Happy Birthday, Paul Volcker!


I would like to wish former Federal Reserve Chairman Paul Adolph Volcker a heartfelt happy birthday. He will turn 82 on Sept. 5 and will have lived from one Great Depression to the next. He was the first and the last truly independent Fed chief, being more devoted to his ideas of monetary policy than to the White House.

Appointed to this position in 1979 by President Carter, Volcker immediately got to work fighting the vicious stagflation of the last decade. Switching the economic philosophy of the Federal Reserve from Keynesian to Monetarism required that he begin to focus solely on the money supply. Unfortunately for Carter, this meant that he was going to have to start raising rates to make money tighter and keep the money aggregates stable, which typically isn't a policy that will get a president reelected when the economy starts to sour.

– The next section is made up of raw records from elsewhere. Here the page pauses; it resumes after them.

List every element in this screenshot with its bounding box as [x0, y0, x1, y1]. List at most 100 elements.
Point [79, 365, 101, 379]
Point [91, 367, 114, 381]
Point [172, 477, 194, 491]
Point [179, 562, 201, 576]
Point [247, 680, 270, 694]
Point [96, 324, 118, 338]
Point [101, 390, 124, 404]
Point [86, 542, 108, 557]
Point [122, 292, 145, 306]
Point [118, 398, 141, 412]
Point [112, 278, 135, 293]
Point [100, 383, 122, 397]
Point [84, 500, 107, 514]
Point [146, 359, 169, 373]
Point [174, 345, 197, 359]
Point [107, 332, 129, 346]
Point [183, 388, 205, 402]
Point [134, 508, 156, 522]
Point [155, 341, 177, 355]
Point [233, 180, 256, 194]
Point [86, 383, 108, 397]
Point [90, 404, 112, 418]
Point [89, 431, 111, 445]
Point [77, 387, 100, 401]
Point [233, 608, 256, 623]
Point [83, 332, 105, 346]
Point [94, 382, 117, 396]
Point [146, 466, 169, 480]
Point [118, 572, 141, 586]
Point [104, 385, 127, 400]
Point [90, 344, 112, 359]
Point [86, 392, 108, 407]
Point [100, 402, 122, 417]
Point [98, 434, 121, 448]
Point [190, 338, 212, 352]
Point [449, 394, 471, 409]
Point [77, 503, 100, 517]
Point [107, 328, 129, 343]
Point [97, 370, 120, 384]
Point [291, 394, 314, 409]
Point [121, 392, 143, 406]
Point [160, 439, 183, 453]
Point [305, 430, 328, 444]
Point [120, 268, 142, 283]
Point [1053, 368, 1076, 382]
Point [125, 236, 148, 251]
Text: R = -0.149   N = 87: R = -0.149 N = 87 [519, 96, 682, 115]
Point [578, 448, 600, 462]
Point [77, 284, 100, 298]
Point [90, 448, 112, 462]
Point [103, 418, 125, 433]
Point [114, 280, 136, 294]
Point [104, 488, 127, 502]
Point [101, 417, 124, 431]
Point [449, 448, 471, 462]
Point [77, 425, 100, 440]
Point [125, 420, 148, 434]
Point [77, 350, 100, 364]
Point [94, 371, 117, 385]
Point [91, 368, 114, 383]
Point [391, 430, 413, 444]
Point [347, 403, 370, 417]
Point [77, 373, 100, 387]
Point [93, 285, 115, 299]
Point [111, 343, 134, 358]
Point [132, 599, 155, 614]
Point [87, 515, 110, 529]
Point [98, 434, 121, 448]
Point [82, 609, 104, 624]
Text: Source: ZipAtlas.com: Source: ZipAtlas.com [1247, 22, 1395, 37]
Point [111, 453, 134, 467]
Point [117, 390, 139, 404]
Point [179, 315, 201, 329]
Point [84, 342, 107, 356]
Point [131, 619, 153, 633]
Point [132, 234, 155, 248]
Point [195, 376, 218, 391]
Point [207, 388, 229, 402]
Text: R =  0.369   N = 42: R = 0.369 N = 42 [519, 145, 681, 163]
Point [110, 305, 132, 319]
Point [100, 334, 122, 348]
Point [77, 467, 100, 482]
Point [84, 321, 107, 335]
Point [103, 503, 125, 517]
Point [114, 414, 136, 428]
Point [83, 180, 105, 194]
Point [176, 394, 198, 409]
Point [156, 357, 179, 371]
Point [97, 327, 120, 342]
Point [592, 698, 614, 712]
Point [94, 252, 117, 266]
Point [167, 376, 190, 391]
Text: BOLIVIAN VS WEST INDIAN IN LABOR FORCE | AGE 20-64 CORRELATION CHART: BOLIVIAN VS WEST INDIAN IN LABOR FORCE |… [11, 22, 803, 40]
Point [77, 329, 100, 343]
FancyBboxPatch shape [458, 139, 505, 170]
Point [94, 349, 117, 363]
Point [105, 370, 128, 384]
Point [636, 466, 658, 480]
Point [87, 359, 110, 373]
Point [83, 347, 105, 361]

Despite limited protests by Carter, Volcker started his tightening and put the president on the unemployment line with millions of other Americans.

Reagan came to power and promised the American people that good times were ahead of us, and that he would usher in that new age of prosperity. He offered the prospect of shrinking deficits coupled with tax cuts to bring his plan to culmination. When Reagan's "shrinking" deficit turned out to be anything but small, the president's faulty budget plan along with his tax cuts created an inflationary fiscal policy that butted heads with Volcker's recessionary monetary policy. Volcker stood the course, despite a massive outcry from Washington and a threat to limit Fed power if he didn't lighten up on interest rates. In fact, he tightened monetary policy even further in the depths of the 81-82 recession to counteract Reagan's inflationary policies, driving rates north of 20%.

The result was an economic downturn, the harshest we had seen since the Great Depression, with large scale unemployment and numerous bankruptcies. Volcker forcefully drove the U.S. into this downturn, defying two presidents and all of Congress, just to stay true to his goal of ending the run-away inflation of the past decade. He truly was the most powerful person in the world.

Now I don't want to romanticize Paul Volcker, here. No unelected official should have that much power: the power to end presidencies and send Congress into a panic, to turn economies rightside-up and upside-down. But the Federal Reserve was started in 1913 to be independent of the White House, and although it maintained that it was in fact independent, in reality it has always been an extension of the executive branch which will ALWAYS fight for easy money and inflation. Credit must be given to Paul Volcker for being the first and last chairman to actually DO HIS JOB in the near century that the Fed has been in existence, the first and last chairman to actually regulate the currency without being influenced by politics in Washington.

That said, Mr. Volcker, I wish you a happy birthday, and I also express the hope that the power you once wielded will be diminished and eventually destroyed, starting with H.R. 1207 and the move to audit the Fed.